Spontaneous Symmetry Breaking and Phase Coexistence in Two-Color Networks

TL;DR

This paper studies phase coexistence and symmetry breaking in two-color Erdős-Rényi networks, revealing critical behavior and potential analogies to quantum chromodynamics phenomena.

Contribution

It introduces a model of two-color networks with fixed degrees, demonstrating phase coexistence, critical behavior, and connections to string theory and quantum chromodynamics.

Findings

Formation of predominantly unicolor clusters at positive chemical potential

Emergence of a plateau indicating critical behavior in the network

Interpretation of phenomena via string theory and 2D gravity analogies

Abstract

We have considered an equilibrium ensemble of large Erd\H{o}s-Renyi topological random networks with fixed vertex degree and two types of vertices, black and white, prepared randomly with the bond connection probability, $p$. The network energy is a sum of all unicolor triples (either black or white), weighted with chemical potential of triples, $\mu$. Minimizing the system energy, we see for some positive $\mu$ formation of two predominantly unicolor clusters, linked by a "string" of $N_{bw}$ black-white bonds.

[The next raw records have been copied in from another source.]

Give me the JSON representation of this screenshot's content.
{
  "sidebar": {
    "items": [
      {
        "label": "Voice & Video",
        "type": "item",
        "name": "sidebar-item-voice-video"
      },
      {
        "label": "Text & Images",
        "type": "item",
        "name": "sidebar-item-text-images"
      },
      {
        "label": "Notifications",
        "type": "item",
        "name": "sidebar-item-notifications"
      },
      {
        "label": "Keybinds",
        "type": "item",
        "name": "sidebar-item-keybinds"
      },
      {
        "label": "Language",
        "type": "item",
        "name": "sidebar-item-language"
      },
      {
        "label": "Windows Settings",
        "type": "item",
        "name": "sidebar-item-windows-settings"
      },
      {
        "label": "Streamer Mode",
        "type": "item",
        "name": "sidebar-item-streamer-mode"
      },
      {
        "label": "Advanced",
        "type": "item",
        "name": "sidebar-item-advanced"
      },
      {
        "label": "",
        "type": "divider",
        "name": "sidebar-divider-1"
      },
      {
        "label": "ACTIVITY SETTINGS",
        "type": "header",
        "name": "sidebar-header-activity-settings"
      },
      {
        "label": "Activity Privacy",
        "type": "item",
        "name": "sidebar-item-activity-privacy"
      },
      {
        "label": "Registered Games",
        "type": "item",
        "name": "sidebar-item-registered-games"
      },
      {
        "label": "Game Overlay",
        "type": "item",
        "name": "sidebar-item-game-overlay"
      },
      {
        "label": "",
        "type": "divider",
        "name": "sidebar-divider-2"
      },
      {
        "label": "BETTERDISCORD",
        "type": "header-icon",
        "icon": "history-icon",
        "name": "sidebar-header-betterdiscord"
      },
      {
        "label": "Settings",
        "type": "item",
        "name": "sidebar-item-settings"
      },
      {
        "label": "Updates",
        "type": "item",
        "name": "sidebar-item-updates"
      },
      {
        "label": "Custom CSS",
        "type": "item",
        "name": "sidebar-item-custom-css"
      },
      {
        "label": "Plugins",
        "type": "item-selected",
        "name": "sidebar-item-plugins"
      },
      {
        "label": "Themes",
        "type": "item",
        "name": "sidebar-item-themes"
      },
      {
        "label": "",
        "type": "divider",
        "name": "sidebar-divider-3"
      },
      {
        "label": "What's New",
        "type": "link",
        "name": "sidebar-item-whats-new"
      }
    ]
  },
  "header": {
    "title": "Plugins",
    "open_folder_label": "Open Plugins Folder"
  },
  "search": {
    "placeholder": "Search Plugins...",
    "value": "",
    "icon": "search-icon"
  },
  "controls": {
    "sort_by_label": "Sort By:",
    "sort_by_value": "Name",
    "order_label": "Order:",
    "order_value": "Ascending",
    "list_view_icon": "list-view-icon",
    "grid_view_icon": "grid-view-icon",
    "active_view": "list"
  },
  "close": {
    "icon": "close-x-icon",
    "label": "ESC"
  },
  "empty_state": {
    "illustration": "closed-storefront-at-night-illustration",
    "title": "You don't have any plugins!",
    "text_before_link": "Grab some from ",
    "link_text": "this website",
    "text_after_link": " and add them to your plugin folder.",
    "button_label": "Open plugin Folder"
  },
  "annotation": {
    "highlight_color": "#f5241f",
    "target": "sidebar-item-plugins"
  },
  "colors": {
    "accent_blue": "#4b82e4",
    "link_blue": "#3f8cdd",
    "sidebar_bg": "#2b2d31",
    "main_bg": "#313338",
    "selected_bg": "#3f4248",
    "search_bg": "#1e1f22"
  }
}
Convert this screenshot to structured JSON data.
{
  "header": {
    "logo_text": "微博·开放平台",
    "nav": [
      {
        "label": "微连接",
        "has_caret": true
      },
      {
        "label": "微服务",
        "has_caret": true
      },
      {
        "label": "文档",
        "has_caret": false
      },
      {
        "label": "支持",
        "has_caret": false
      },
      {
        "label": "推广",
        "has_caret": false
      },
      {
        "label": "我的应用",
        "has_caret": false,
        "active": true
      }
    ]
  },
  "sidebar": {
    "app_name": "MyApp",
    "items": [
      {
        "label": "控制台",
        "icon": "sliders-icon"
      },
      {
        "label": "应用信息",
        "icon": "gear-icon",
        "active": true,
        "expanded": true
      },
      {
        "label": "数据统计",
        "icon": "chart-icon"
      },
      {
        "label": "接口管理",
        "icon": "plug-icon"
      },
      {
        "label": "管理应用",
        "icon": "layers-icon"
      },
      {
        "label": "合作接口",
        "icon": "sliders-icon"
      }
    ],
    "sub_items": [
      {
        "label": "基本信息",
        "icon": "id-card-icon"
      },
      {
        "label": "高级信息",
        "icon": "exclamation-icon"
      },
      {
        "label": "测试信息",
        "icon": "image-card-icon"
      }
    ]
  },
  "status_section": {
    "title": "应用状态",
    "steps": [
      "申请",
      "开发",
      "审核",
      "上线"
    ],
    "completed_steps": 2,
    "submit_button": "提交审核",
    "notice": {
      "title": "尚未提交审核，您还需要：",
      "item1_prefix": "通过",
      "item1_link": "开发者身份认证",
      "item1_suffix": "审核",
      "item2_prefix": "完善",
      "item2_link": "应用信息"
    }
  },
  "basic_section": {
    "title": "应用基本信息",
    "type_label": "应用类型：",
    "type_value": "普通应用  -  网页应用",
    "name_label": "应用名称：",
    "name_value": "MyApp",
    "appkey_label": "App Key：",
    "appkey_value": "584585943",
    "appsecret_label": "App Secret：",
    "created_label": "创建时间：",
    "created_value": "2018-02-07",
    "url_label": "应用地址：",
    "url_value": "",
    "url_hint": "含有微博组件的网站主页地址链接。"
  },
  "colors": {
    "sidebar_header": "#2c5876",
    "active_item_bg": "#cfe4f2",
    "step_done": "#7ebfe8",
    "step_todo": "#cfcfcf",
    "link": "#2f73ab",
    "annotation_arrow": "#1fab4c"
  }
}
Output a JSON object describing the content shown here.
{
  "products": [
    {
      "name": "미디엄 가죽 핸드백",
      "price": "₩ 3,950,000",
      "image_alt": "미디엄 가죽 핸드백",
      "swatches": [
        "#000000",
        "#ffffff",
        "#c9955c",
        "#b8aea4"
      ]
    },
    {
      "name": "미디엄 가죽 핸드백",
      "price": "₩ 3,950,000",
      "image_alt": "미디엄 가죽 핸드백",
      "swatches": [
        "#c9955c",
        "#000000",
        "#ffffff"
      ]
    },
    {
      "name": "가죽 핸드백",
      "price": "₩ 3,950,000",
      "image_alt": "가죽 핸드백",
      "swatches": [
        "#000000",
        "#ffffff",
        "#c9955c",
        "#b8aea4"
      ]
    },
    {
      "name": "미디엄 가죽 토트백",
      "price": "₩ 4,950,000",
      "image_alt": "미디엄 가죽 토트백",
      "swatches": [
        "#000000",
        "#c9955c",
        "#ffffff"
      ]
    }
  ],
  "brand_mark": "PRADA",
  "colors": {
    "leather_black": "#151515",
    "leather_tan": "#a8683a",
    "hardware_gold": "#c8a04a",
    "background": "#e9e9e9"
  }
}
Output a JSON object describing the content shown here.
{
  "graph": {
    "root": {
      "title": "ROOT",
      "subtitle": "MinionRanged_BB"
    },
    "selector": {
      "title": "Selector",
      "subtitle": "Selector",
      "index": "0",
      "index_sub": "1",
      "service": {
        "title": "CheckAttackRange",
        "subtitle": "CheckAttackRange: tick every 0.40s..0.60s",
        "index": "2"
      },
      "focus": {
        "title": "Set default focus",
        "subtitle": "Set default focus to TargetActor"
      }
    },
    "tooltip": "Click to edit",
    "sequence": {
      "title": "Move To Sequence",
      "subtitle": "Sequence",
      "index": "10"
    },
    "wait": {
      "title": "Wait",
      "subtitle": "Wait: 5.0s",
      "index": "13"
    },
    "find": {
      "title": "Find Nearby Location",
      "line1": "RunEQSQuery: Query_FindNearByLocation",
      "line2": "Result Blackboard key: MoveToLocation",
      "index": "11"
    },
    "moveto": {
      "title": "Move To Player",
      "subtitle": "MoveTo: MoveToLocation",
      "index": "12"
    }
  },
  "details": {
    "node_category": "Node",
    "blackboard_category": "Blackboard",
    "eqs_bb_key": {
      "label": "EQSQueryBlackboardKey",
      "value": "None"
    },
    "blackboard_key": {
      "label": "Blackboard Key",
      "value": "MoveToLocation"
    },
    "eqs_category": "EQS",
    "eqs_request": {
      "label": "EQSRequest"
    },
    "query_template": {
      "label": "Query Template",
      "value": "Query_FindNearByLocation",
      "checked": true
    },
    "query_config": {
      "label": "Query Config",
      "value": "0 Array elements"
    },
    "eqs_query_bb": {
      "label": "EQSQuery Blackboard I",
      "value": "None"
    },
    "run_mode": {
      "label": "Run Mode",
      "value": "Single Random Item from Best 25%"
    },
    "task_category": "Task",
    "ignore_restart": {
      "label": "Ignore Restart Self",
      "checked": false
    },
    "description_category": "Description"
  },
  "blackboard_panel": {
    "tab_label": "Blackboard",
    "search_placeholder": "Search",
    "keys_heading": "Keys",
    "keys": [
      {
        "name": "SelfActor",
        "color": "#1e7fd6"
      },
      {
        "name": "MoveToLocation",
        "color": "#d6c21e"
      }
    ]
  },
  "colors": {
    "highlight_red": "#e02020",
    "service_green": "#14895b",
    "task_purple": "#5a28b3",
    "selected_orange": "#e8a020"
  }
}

We have demonstrated that the system exhibits critical behavior manifested in emergence of a wide plateau on the $N_{bw}(\mu)$-curve, which is relevant to a spinodal decomposition in 1st order phase transitions. In terms of a string theory, the plateau formation can be interpreted as an entanglement between baby-universes in 2D gravity. We have conjectured that observed classical phenomenon can be considered as a toy model for the chiral condensate formation in quantum chromodynamics.